Claim 11. The panel edge closeout arrangement of claim 1, wherein:
said peripheral core slot in said honeycomb core has opposite walls defining said peripheral core slot therebetween;
said opposite walls are spaced apart a predetermined amount; and
said engaging means engages said flange with at least one of said opposite walls with an interference fit.
Claim 12. The panel edge closeout arrangement fo claim 11, wherein said flange, at said engaging means, is wider than said predetermined amount by which said opposite walls are spaced apart.
Claim 13. The panel edge closeout arrangement of claim 11, wherein said engaging means comprises a projection protruding form one side of said flange.
Claim 14. The panel edge closeout arrangement of claim 13, wherein said flange has a tapered front end tapering outwardly and rearwardly toward said web to a point on said flange defining said projection.
Claim 15. The panel edge closeout arrangement of claim 13, wherein said flange has at least one said projection on each opposite side thereof engaging respective said opposite walls with an interference fit.

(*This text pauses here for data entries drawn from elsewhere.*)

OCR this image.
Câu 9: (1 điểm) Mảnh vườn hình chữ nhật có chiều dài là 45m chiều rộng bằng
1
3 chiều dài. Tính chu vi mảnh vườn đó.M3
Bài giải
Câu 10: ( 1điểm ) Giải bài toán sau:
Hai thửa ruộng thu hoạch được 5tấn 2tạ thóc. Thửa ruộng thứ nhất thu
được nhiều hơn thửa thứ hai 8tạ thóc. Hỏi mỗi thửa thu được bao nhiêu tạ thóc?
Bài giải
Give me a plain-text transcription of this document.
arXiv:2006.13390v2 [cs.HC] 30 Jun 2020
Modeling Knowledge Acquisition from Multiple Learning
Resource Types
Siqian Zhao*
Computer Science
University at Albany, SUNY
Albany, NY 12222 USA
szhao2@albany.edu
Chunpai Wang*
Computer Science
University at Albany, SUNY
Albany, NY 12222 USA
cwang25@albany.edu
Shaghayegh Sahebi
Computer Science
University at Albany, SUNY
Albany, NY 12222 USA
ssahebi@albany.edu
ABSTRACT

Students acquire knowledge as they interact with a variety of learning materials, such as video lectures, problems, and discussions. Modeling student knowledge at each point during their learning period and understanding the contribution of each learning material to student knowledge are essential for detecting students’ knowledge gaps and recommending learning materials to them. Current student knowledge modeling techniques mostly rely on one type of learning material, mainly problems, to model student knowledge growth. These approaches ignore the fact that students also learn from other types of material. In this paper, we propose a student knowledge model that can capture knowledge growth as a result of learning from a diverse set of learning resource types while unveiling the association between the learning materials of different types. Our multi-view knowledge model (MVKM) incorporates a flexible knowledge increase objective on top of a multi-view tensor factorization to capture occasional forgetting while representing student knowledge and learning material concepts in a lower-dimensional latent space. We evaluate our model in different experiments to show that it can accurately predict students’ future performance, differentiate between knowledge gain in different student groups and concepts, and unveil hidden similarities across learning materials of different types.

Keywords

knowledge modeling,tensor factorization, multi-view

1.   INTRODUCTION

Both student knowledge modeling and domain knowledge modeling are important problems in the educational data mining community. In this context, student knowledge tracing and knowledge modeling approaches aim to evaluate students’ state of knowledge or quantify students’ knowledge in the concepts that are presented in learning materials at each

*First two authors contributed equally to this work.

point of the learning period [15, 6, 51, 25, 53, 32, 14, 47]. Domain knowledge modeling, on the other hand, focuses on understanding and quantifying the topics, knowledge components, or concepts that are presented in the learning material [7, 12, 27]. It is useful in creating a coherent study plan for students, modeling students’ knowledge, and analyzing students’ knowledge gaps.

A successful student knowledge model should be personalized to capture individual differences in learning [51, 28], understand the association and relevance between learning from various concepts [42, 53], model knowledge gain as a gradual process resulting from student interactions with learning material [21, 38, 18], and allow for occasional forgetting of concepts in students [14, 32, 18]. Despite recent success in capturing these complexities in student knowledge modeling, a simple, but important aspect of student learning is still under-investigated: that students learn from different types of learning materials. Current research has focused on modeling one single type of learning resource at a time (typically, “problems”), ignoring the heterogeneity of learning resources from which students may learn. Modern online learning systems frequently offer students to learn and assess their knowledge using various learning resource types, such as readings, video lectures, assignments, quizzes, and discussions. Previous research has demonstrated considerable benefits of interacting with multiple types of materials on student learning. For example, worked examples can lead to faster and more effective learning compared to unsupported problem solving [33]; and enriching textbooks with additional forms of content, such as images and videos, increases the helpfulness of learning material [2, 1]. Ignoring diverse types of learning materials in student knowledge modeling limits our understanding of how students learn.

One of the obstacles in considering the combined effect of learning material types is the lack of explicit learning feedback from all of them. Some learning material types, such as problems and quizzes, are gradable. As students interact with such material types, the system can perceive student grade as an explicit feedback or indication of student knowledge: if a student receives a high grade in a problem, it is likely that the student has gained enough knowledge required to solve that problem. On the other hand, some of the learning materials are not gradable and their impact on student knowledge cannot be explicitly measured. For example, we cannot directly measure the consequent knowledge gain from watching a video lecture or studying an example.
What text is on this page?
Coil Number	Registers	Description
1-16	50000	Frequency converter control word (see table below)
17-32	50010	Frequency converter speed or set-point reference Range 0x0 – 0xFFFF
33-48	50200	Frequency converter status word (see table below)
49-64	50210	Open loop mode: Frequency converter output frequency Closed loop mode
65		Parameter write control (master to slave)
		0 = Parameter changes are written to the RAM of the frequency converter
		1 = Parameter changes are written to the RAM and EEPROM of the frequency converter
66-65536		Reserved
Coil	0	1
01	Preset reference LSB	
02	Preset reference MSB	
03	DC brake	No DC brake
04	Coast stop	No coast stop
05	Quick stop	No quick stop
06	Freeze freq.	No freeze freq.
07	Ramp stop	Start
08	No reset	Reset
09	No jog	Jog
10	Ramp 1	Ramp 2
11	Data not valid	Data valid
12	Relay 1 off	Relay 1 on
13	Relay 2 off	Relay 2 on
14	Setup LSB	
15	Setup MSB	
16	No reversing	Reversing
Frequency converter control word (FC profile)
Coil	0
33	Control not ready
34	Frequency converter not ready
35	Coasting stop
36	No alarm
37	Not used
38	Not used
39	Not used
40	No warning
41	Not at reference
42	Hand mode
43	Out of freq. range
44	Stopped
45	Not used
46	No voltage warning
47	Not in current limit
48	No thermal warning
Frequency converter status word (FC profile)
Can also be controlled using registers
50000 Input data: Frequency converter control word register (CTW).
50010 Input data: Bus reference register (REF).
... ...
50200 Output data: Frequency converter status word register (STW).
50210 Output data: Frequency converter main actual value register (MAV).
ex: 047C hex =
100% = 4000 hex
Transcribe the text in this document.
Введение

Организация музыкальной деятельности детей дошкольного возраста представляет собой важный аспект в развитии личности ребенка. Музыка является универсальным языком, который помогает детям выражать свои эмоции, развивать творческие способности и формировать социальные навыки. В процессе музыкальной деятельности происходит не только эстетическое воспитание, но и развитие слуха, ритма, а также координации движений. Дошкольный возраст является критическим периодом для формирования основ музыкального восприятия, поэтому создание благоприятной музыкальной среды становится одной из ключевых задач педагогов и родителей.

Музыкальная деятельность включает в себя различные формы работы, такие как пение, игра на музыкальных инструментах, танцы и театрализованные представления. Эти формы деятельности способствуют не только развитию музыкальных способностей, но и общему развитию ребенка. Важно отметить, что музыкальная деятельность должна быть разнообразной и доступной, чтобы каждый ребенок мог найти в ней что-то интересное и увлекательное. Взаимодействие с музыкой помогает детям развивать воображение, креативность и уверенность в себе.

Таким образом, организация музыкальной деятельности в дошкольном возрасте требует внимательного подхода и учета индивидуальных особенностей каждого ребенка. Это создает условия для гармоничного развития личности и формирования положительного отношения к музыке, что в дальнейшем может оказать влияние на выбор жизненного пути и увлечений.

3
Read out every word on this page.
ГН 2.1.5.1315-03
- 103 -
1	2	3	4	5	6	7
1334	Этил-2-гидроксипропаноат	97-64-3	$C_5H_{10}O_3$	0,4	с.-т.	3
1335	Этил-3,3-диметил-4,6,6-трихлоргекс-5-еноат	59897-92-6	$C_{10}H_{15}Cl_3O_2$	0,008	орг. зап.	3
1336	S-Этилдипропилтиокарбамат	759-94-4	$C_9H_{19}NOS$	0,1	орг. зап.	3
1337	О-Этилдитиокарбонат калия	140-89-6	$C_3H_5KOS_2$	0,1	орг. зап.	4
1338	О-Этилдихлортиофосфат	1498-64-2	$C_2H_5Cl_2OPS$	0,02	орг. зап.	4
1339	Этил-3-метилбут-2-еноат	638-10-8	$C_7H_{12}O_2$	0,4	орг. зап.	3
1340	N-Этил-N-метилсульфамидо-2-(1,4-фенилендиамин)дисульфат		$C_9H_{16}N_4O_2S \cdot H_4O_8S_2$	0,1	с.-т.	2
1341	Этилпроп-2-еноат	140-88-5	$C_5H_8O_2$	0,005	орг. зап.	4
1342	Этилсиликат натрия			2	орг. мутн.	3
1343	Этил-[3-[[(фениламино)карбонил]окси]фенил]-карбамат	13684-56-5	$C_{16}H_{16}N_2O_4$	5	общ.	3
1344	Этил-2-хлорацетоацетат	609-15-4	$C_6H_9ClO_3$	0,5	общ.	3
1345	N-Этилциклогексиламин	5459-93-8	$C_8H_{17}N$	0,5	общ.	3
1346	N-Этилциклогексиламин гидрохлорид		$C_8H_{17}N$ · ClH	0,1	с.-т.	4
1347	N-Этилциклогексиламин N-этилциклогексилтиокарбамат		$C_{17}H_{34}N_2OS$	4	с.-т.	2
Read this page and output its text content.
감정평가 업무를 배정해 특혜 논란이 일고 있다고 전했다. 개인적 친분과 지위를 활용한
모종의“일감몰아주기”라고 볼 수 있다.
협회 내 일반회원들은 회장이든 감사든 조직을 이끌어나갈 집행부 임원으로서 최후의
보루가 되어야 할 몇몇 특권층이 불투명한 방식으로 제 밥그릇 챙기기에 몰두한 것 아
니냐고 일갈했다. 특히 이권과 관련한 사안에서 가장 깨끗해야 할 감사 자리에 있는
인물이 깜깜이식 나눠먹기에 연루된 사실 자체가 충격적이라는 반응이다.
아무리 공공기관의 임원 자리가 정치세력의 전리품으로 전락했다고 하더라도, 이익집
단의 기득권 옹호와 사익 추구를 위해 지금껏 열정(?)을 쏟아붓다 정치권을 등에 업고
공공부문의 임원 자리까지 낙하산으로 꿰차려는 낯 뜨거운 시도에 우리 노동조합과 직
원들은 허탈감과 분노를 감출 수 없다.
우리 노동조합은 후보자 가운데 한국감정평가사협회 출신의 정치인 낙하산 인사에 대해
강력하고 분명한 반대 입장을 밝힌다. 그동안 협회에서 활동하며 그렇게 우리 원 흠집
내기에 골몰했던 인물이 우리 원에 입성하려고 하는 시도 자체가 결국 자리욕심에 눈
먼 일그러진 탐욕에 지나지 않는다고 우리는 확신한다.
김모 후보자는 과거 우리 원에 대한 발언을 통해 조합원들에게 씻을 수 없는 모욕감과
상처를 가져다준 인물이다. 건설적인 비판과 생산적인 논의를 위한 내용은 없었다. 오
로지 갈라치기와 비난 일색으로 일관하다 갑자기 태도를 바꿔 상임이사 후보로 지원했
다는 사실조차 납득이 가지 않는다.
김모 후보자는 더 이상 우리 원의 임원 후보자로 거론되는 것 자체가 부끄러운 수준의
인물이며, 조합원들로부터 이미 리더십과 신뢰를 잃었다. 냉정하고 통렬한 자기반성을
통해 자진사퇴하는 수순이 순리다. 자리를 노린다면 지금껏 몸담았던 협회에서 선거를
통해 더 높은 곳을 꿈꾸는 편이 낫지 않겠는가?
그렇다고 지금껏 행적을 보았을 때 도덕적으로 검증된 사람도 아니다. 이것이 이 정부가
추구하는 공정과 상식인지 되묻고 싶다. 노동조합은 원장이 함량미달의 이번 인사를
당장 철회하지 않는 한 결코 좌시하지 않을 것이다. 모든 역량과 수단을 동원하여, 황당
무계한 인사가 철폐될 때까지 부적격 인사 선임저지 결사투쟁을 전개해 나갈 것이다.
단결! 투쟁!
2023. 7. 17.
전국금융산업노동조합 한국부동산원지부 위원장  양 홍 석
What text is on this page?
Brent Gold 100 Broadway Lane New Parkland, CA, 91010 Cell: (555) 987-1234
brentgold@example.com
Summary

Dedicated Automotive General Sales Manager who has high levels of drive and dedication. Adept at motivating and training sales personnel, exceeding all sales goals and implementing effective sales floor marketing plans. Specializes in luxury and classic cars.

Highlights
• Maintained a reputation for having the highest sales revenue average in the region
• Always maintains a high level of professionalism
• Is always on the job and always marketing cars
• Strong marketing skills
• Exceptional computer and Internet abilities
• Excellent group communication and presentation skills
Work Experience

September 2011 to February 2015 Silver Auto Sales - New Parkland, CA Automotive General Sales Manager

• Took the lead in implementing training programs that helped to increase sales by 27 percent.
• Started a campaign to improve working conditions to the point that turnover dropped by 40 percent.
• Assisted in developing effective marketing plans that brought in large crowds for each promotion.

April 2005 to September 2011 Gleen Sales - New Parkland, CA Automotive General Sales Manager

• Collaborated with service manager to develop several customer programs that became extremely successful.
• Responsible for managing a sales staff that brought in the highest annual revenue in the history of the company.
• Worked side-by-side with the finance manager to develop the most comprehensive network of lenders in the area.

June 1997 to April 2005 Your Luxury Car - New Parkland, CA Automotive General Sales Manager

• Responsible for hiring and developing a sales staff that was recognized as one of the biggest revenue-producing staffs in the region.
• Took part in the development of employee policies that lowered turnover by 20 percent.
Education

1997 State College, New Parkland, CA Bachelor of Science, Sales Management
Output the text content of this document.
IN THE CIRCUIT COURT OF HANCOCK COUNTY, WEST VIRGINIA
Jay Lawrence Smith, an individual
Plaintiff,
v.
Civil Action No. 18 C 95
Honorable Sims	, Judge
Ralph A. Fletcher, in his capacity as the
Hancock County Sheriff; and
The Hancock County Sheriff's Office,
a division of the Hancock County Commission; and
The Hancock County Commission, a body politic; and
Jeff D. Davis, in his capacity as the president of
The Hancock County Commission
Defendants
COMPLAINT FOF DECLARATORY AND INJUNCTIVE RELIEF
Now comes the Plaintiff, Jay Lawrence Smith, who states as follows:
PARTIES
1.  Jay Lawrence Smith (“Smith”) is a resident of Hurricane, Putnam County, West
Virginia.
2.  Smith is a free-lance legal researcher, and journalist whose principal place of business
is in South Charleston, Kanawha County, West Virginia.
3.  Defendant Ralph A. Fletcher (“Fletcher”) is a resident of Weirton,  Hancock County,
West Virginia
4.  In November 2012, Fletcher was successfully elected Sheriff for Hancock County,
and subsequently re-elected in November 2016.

Claim 16. The panel edge closeout arrangement of claim 15, wherein said flange has two said projections on each opposite side thereof engaging said opposite walls with an interference fit.
Claim 17. A method of closing out the edge of a panel having two panel skins with peripheral edges and a honeycomb core therebetween, said method comprising the steps of:
providing a closeout having a web portion and a flange portion extending from said web portion, said flange portion having a projection thereon;
cutting a peripheral core slot in said honeycomb core; and
inserting said flange portion into said peripheral core slot, engaging said honeycomb core with said projection with an interference fit and covering said peripheral edges of said panel skins with said web portion.
Claim 18. The method of claim 17, and further comprising the step of providing an adhesive in said peripheral core slot prior to inserting said flange portion.
Claim 19. The panel edge closeout arrangement of claim 1, and further comprising:
a second honeycomb core between said first and second skins having a second peripheral core slot;
a septum between the first said honeycomb core and said second honeycomb core; and
a second flange portion, extending from said web portion of said closeout into said second peripheral core slot, having a second engaging means for engaging said closeout with said second honeycomb core.
Claim 20. The panel edge closeout arrangement of claim 2, wherein said electrically non-conducting material is a thermoset material selected from the group consisting of phenolics, melamines, epoxy and glass reinforced materials.
Claim 21. The panel edge closeout arrangement of claim 20, wherein said thermoset material is pultruded out of glass and phenolics.